I just orded some 200 grainers for my 300 rum that should be here this week.
Man a lot of "energy" there to kill by "Dyanamic force"..lol
 
shot 10 plus deer this year with 130 grain accubonds @ 2900 fps from a 6.5 mm. Wont choose them again. good looking bullet, accurate etc etc but they proved to be like hunting with a shotgun loaded with cooper coloured confetti. Were the dear dead? yep. Would I shoot at anything other then a perfect broadside no way. On the plus side many off side shoulders were spared for the butcher which a better bullet would have traveled through.
 
Getting back to the original post anyways, I'm about to start working on loading up something accurate using 200gr accubonds. I haven't used them on an animal yet, I'm hoping for decent performance. I think that what people have seen is that these are tougher than a non-bonded bullet, but they're still not indestructible at very high velocity/close range. Added on to that, I'm sure every once in a while some kind of defect or inconsistency makes a bullet or a lot of them more delicate than they should be :/

I just hope the ones I have are up to par, but I have confidence. Every bullet fails due to defects every once in a while, but the noslers seem to have a pretty good reputation.
 
200 AB in a .30-06 would fix just about anything. Animals would not be impressed with the outcome.

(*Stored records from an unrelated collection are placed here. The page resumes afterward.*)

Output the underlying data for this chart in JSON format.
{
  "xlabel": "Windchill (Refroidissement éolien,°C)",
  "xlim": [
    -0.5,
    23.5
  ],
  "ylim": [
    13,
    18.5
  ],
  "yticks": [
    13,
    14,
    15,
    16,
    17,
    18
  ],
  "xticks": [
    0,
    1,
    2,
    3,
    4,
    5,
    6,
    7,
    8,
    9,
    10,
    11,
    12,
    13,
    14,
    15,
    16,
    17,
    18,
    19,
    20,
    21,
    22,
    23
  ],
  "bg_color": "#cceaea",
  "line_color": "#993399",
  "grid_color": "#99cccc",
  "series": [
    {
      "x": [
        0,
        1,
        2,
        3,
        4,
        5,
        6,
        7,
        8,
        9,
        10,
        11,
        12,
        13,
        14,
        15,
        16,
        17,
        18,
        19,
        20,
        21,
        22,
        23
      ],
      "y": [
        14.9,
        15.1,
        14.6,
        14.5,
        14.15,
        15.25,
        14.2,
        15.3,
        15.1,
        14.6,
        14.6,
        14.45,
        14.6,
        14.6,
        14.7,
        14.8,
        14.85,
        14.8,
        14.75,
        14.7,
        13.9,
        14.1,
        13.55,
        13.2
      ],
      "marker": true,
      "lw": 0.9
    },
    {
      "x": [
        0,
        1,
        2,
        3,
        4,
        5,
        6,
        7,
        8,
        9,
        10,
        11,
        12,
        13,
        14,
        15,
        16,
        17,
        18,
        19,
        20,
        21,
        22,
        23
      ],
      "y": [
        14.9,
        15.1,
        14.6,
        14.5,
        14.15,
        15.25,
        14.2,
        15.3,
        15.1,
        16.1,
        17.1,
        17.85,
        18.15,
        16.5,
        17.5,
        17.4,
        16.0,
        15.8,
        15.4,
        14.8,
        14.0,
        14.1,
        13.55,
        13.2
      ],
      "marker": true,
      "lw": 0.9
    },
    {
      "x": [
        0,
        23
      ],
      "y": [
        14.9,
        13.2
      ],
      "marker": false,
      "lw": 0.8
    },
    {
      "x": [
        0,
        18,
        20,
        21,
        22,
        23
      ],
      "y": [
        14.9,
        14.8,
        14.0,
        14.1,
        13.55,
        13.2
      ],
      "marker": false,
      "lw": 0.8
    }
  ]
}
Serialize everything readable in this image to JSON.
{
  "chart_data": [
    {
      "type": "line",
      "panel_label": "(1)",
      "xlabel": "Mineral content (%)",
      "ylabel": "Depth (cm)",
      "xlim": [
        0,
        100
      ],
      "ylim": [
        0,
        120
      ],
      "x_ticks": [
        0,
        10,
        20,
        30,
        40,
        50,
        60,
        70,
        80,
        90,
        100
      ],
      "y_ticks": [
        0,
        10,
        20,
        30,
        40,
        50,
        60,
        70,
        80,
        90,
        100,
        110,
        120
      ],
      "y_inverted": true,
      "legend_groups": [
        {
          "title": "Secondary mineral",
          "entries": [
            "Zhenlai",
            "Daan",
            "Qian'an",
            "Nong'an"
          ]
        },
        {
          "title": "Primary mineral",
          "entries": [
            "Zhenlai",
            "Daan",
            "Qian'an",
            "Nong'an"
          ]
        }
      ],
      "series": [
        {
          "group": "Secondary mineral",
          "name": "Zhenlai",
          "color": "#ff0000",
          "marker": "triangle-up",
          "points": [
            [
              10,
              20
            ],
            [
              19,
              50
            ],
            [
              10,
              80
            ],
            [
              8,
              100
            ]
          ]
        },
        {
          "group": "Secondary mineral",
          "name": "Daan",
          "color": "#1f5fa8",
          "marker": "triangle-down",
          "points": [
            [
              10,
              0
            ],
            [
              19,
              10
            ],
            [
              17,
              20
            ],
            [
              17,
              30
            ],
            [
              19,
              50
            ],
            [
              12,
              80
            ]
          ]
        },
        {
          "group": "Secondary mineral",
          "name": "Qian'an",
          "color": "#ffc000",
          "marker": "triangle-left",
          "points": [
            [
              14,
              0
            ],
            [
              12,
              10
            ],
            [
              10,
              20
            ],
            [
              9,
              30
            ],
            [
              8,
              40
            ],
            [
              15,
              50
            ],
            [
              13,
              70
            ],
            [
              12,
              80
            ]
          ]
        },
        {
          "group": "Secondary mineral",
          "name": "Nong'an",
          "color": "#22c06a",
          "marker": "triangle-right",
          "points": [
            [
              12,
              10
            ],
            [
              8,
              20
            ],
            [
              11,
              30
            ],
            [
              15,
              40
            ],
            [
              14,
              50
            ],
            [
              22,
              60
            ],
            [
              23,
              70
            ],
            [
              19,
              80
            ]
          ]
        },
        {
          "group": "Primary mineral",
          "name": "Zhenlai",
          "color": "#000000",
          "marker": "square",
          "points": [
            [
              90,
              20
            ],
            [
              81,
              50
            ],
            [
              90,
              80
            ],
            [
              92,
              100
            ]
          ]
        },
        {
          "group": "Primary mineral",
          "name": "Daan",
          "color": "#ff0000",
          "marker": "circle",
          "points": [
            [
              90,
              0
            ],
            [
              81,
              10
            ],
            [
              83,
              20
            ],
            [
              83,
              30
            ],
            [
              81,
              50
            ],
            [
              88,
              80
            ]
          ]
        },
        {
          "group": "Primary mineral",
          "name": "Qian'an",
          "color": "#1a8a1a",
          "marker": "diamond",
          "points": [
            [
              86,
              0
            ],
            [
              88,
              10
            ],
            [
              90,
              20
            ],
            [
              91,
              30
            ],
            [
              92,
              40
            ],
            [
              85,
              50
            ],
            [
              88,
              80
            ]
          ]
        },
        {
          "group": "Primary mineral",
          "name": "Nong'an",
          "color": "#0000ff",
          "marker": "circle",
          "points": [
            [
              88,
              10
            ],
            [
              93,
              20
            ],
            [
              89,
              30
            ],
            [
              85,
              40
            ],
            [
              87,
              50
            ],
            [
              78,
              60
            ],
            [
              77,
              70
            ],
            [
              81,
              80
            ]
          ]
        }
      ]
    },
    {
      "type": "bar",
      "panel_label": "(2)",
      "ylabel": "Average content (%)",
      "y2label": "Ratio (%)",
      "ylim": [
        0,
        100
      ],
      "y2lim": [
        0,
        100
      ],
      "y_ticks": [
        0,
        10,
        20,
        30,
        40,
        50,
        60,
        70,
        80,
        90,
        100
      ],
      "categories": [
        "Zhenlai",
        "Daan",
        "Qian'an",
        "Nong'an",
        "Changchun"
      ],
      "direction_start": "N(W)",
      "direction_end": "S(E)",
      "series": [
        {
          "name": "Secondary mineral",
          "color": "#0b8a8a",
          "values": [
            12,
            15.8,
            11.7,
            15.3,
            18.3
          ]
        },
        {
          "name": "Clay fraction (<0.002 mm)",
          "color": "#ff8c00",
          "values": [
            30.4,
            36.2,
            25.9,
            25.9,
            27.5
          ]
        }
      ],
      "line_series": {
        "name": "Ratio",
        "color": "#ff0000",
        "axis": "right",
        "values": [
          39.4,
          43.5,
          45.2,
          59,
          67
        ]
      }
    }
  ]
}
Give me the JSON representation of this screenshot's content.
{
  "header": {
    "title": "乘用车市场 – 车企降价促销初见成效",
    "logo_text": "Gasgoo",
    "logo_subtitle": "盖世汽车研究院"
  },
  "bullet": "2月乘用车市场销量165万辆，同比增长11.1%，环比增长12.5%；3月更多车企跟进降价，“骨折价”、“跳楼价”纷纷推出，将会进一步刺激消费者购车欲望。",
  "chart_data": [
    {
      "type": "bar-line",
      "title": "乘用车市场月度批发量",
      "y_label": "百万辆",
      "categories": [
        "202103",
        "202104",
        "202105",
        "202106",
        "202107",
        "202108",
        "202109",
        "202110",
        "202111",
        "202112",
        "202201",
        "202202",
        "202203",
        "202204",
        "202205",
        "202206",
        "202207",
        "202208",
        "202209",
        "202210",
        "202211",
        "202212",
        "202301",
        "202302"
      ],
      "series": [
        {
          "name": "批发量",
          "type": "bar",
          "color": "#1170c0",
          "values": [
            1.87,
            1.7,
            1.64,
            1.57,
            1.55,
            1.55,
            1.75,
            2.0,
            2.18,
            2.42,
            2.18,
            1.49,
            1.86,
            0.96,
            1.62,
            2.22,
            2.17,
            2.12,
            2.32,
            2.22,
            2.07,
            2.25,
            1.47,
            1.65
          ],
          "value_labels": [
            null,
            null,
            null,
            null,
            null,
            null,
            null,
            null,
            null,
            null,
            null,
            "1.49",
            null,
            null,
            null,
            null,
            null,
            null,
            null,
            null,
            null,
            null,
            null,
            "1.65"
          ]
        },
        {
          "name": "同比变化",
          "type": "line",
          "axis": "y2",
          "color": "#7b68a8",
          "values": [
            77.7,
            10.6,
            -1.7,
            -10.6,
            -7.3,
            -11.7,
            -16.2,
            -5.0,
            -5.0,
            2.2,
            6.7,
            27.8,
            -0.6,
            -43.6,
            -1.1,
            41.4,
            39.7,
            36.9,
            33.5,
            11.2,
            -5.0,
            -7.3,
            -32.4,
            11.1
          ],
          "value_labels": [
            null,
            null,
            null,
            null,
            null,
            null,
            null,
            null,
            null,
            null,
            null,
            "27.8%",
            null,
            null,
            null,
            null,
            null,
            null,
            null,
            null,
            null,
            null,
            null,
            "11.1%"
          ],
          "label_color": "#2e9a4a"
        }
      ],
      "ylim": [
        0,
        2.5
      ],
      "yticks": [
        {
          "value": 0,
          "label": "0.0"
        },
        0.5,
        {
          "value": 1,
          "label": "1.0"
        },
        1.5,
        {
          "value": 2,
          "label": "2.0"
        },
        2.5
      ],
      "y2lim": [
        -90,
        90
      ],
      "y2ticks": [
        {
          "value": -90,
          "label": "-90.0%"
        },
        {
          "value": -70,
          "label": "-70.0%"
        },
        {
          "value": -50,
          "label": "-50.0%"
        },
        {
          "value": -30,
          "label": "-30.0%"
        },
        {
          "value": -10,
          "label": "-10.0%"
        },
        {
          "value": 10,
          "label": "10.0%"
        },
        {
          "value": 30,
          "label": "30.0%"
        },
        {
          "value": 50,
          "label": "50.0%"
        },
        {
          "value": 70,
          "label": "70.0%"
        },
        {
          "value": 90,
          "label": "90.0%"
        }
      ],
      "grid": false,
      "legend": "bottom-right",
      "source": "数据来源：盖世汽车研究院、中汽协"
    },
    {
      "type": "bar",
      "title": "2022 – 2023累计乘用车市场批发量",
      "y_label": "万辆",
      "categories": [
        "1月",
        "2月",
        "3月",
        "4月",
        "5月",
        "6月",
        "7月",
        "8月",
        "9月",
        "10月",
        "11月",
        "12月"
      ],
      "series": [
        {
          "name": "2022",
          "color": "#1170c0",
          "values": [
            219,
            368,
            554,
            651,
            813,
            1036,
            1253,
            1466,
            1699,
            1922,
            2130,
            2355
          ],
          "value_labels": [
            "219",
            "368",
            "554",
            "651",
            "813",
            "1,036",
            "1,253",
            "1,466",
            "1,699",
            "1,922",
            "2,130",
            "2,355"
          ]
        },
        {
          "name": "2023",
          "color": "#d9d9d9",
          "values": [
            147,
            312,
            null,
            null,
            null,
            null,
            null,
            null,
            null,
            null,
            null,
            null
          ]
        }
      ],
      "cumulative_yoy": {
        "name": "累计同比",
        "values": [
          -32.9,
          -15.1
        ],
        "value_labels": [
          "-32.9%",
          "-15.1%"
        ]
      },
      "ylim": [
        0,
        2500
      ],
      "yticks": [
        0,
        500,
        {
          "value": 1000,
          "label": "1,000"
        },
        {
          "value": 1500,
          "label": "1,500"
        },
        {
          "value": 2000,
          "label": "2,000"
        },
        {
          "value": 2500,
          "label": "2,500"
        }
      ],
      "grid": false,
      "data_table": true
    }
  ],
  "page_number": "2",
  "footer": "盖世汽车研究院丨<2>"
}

I'm loading my 200grn AB on top of a 300WM, chrony at 2870fps

little white tail I shot the bullet went in .3" and then hit a rib the hole was 3 fingers wide and continued that way to the exit side

quartering away hit just behind the right sholder high up nicked the bottom of the spine and came out just in front of the left sholder, just a little rib meat destroyed :D

nothing not to like about those Accubonds
 
No complaints with the Accubonds. I dug these two bullets out of a moose and a mule deer. They performed flawlessly, with approx 65% weight retention.